The bill makes philanthropic loan-repayment grants tax-free and channels targeted support to underserved communities—encouraging private relief and transparency—but reduces federal revenue, restricts who can give and who qualifies, and adds compliance burdens.
People with student loans (especially young and low-income borrowers) can receive loan repayments from qualifying grants that are excluded from taxable income, so grant-based forgiveness is not treated as taxable income.
Borrowers who live and work in lower-college-attainment or otherwise designated 'applicable' communities can receive targeted loan-repayment support aimed at underserved or rural areas.
Private foundations can make these qualifying loan-repayment grants without triggering taxable expenditure status, encouraging philanthropic organizations to fund loan-repayment programs.
Federal tax revenue will likely fall because grant-based loan repayments are excluded from taxable income, which could create pressure for budget offsets or spending cuts.
Borrowers who do not live and work in the designated 'applicable communities' may be ineligible for these tax-favored repayments, leaving many borrowers excluded from the benefit.
Limiting eligible grantmakers to certain private foundations and community trusts excludes many nonprofits from offering tax-favored loan-repayment grants, narrowing who can provide assistance.
Based on analysis of 2 sections of legislative text.
Excludes from taxable income nonprofit post-graduation grants that repay qualified student loans for recipients who live and work in lower-degree-attainment communities, with reporting and anti-double-benefit rules.
Official title: To amend the Internal Revenue Code of 1986 to exclude certain post-graduation scholarship grants from gross income in the same manner as qualified scholarships to promote economic growth.
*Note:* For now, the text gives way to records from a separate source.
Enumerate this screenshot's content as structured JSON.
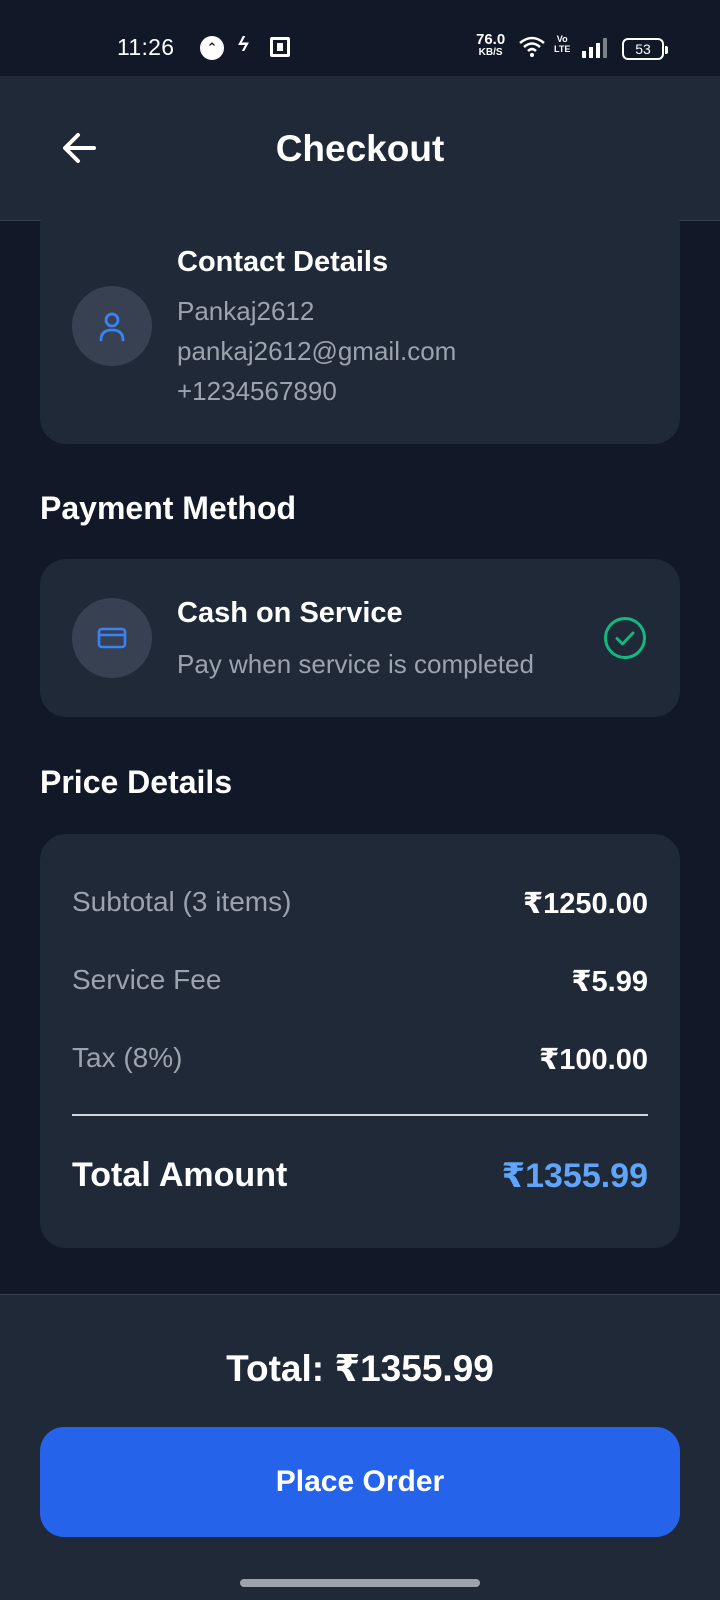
{
  "status_bar": {
    "time": "11:26",
    "net_speed_value": "76.0",
    "net_speed_unit": "KB/S",
    "volte_top": "Vo",
    "volte_bottom": "LTE",
    "battery": "53",
    "icons": [
      "app-notification-icon",
      "bolt-icon",
      "sim-icon",
      "wifi-icon",
      "signal-icon",
      "battery-icon"
    ]
  },
  "header": {
    "title": "Checkout",
    "back_icon": "arrow-left-icon"
  },
  "contact": {
    "heading": "Contact Details",
    "name": "Pankaj2612",
    "email": "pankaj2612@gmail.com",
    "phone": "+1234567890",
    "icon": "user-icon"
  },
  "payment": {
    "section_title": "Payment Method",
    "method": "Cash on Service",
    "description": "Pay when service is completed",
    "selected": true,
    "icon": "credit-card-icon",
    "status_icon": "check-circle-icon"
  },
  "price": {
    "section_title": "Price Details",
    "rows": [
      {
        "label": "Subtotal (3 items)",
        "value": "₹1250.00"
      },
      {
        "label": "Service Fee",
        "value": "₹5.99"
      },
      {
        "label": "Tax (8%)",
        "value": "₹100.00"
      }
    ],
    "total_label": "Total Amount",
    "total_value": "₹1355.99"
  },
  "footer": {
    "total_text": "Total: ₹1355.99",
    "button_label": "Place Order"
  },
  "colors": {
    "background": "#111827",
    "card": "#1f2937",
    "accent": "#2563eb",
    "total_highlight": "#60a5fa",
    "success": "#10b981",
    "muted_text": "#9ca3af"
  }
}
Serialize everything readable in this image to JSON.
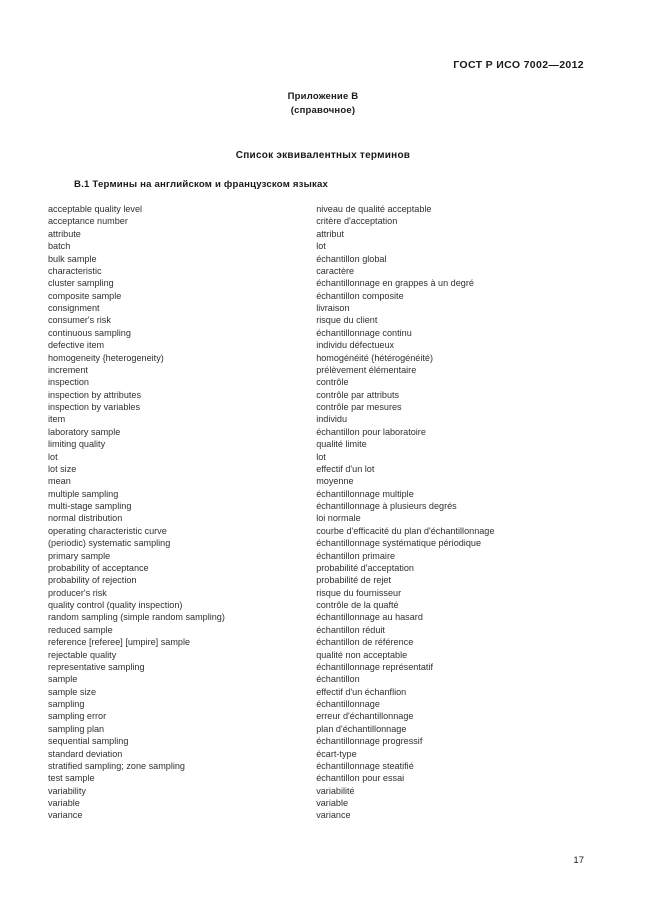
{
  "document": {
    "running_head": "ГОСТ Р ИСО 7002—2012",
    "page_number": "17"
  },
  "annex": {
    "title": "Приложение В",
    "subtitle": "(справочное)"
  },
  "section": {
    "title": "Список эквивалентных терминов"
  },
  "clause": {
    "heading": "В.1 Термины на английском и французском языках"
  },
  "terms": [
    {
      "en": "acceptable quality level",
      "fr": "niveau de qualité acceptable"
    },
    {
      "en": "acceptance number",
      "fr": "critère d'acceptation"
    },
    {
      "en": "attribute",
      "fr": "attribut"
    },
    {
      "en": "batch",
      "fr": "lot"
    },
    {
      "en": "bulk sample",
      "fr": "échantillon global"
    },
    {
      "en": "characteristic",
      "fr": "caractère"
    },
    {
      "en": "cluster sampling",
      "fr": "échantillonnage en grappes à un degré"
    },
    {
      "en": "composite sample",
      "fr": "échantillon composite"
    },
    {
      "en": "consignment",
      "fr": "livraison"
    },
    {
      "en": "consumer's risk",
      "fr": "risque du client"
    },
    {
      "en": "continuous sampling",
      "fr": "échantillonnage continu"
    },
    {
      "en": "defective item",
      "fr": "individu défectueux"
    },
    {
      "en": "homogeneity {heterogeneity)",
      "fr": "homogénéité {hétérogénéité)"
    },
    {
      "en": "increment",
      "fr": "prélèvement élémentaire"
    },
    {
      "en": "inspection",
      "fr": "contrôle"
    },
    {
      "en": "inspection by attributes",
      "fr": "contrôle par attributs"
    },
    {
      "en": "inspection by variables",
      "fr": "contrôle par mesures"
    },
    {
      "en": "item",
      "fr": "individu"
    },
    {
      "en": "laboratory sample",
      "fr": "échantillon pour laboratoire"
    },
    {
      "en": "limiting quality",
      "fr": "qualité limite"
    },
    {
      "en": "lot",
      "fr": "lot"
    },
    {
      "en": "lot size",
      "fr": "effectif d'un lot"
    },
    {
      "en": "mean",
      "fr": "moyenne"
    },
    {
      "en": "multiple sampling",
      "fr": "échantillonnage multiple"
    },
    {
      "en": "multi-stage sampling",
      "fr": "échantillonnage à plusieurs degrés"
    },
    {
      "en": "normal distribution",
      "fr": "loi normale"
    },
    {
      "en": "operating characteristic curve",
      "fr": "courbe d'efficacité du plan d'échantillonnage"
    },
    {
      "en": "(periodic) systematic sampling",
      "fr": "échantillonnage systématique périodique"
    },
    {
      "en": "primary sample",
      "fr": "échantillon primaire"
    },
    {
      "en": "probability of acceptance",
      "fr": "probabilité d'acceptation"
    },
    {
      "en": "probability of rejection",
      "fr": "probabilité de rejet"
    },
    {
      "en": "producer's risk",
      "fr": "risque du fournisseur"
    },
    {
      "en": "quality control (quality inspection)",
      "fr": "contrôle de la quafté"
    },
    {
      "en": "random sampling (simple random sampling)",
      "fr": "échantillonnage au hasard"
    },
    {
      "en": "reduced sample",
      "fr": "échantillon réduit"
    },
    {
      "en": "reference [referee] [umpire] sample",
      "fr": "échantillon de référence"
    },
    {
      "en": "rejectable quality",
      "fr": "qualité non acceptable"
    },
    {
      "en": "representative sampling",
      "fr": "échantillonnage représentatif"
    },
    {
      "en": "sample",
      "fr": "échantillon"
    },
    {
      "en": "sample size",
      "fr": "effectif d'un échanflion"
    },
    {
      "en": "sampling",
      "fr": "échantillonnage"
    },
    {
      "en": "sampling error",
      "fr": "erreur d'échantillonnage"
    },
    {
      "en": "sampling plan",
      "fr": "plan d'échantillonnage"
    },
    {
      "en": "sequential sampling",
      "fr": "échantillonnage progressif"
    },
    {
      "en": "standard deviation",
      "fr": "écart-type"
    },
    {
      "en": "stratified sampling; zone sampling",
      "fr": "échantillonnage steatifié"
    },
    {
      "en": "test sample",
      "fr": "échantillon pour essai"
    },
    {
      "en": "variability",
      "fr": "variabilité"
    },
    {
      "en": "variable",
      "fr": "variable"
    },
    {
      "en": "variance",
      "fr": "variance"
    }
  ]
}
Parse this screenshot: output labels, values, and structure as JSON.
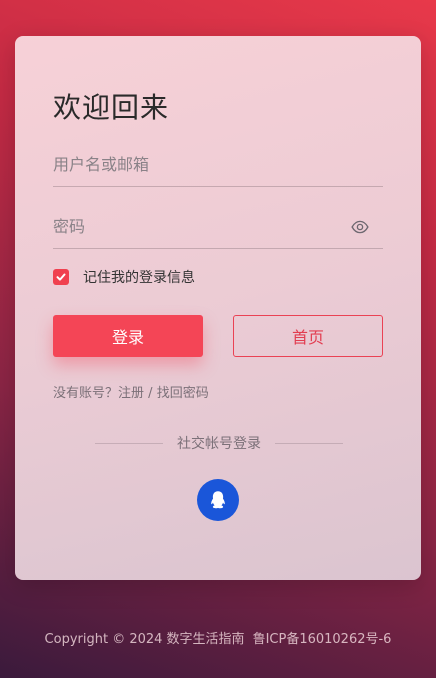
{
  "login": {
    "title": "欢迎回来",
    "username_placeholder": "用户名或邮箱",
    "password_placeholder": "密码",
    "remember_label": "记住我的登录信息",
    "remember_checked": true,
    "login_button": "登录",
    "home_button": "首页",
    "links_prefix": "没有账号？",
    "register_link": "注册",
    "links_separator": " / ",
    "forgot_link": "找回密码",
    "social_divider": "社交帐号登录"
  },
  "icons": {
    "password_toggle": "eye-icon",
    "checkbox": "check-icon",
    "social": "qq-icon"
  },
  "colors": {
    "accent": "#f44556",
    "qq": "#1a56d9"
  },
  "footer": {
    "copyright": "Copyright © 2024 数字生活指南",
    "icp": "鲁ICP备16010262号-6"
  }
}
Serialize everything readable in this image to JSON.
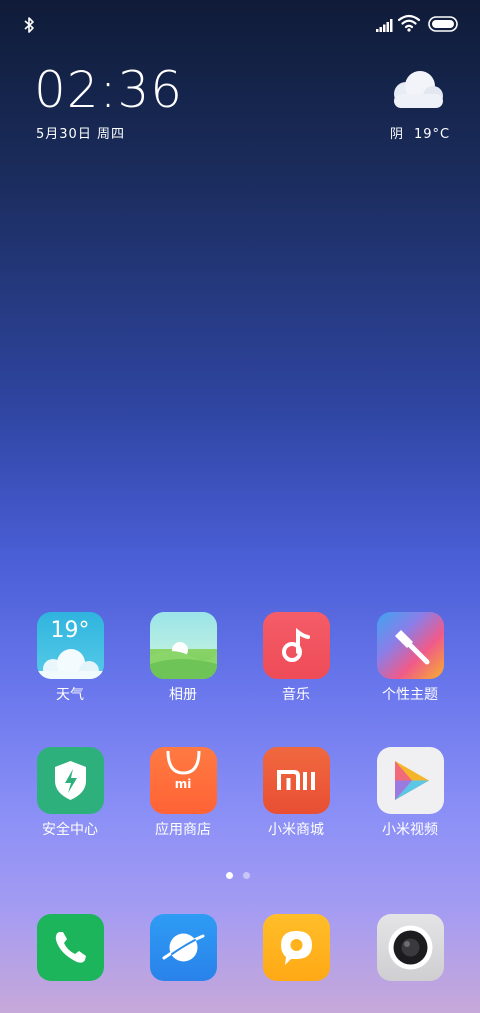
{
  "status_bar": {
    "icons": [
      "bluetooth-icon",
      "signal-icon",
      "wifi-icon",
      "battery-icon"
    ]
  },
  "clock": {
    "time": "02:36",
    "date": "5月30日 周四"
  },
  "weather": {
    "icon": "cloud-icon",
    "condition": "阴",
    "temperature": "19°C"
  },
  "apps_row1": [
    {
      "label": "天气",
      "icon": "weather-icon",
      "icon_text": "19°"
    },
    {
      "label": "相册",
      "icon": "gallery-icon"
    },
    {
      "label": "音乐",
      "icon": "music-icon"
    },
    {
      "label": "个性主题",
      "icon": "themes-icon"
    }
  ],
  "apps_row2": [
    {
      "label": "安全中心",
      "icon": "security-icon"
    },
    {
      "label": "应用商店",
      "icon": "app-store-icon",
      "icon_text": "mi"
    },
    {
      "label": "小米商城",
      "icon": "mi-store-icon"
    },
    {
      "label": "小米视频",
      "icon": "video-icon"
    }
  ],
  "page_indicator": {
    "pages": 2,
    "current": 1
  },
  "dock": [
    {
      "icon": "phone-icon"
    },
    {
      "icon": "browser-icon"
    },
    {
      "icon": "messages-icon"
    },
    {
      "icon": "camera-icon"
    }
  ],
  "colors": {
    "weather": "#3cc2e0",
    "gallery": "#7ed07a",
    "music": "#f2525e",
    "security": "#2db07a",
    "app_store": "#ff6a3c",
    "mi_store": "#f05a3a",
    "video": "#f0f0f0",
    "phone": "#1cb55a",
    "browser": "#2a8ef0",
    "messages": "#ffb21c",
    "camera": "#d8d8d8"
  }
}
Introduced February 17, 2026 by Darin Lahood · Last progress February 17, 2026
Creates a tax exclusion for post-graduation scholarship grants that repay qualified student loans when paid on behalf of an individual, and sets conditions on who can make the grants and who can receive them. Limits eligible grantmakers to certain 501(c)(3) private foundations and community trusts, requires recipients to live and work in communities with below-average bachelor’s-degree attainment, prevents double tax benefits with the student-loan interest deduction, and directs Treasury to write regulations and reporting rules plus GAO and Treasury reporting to Congress. The change applies to taxable years beginning after enactment.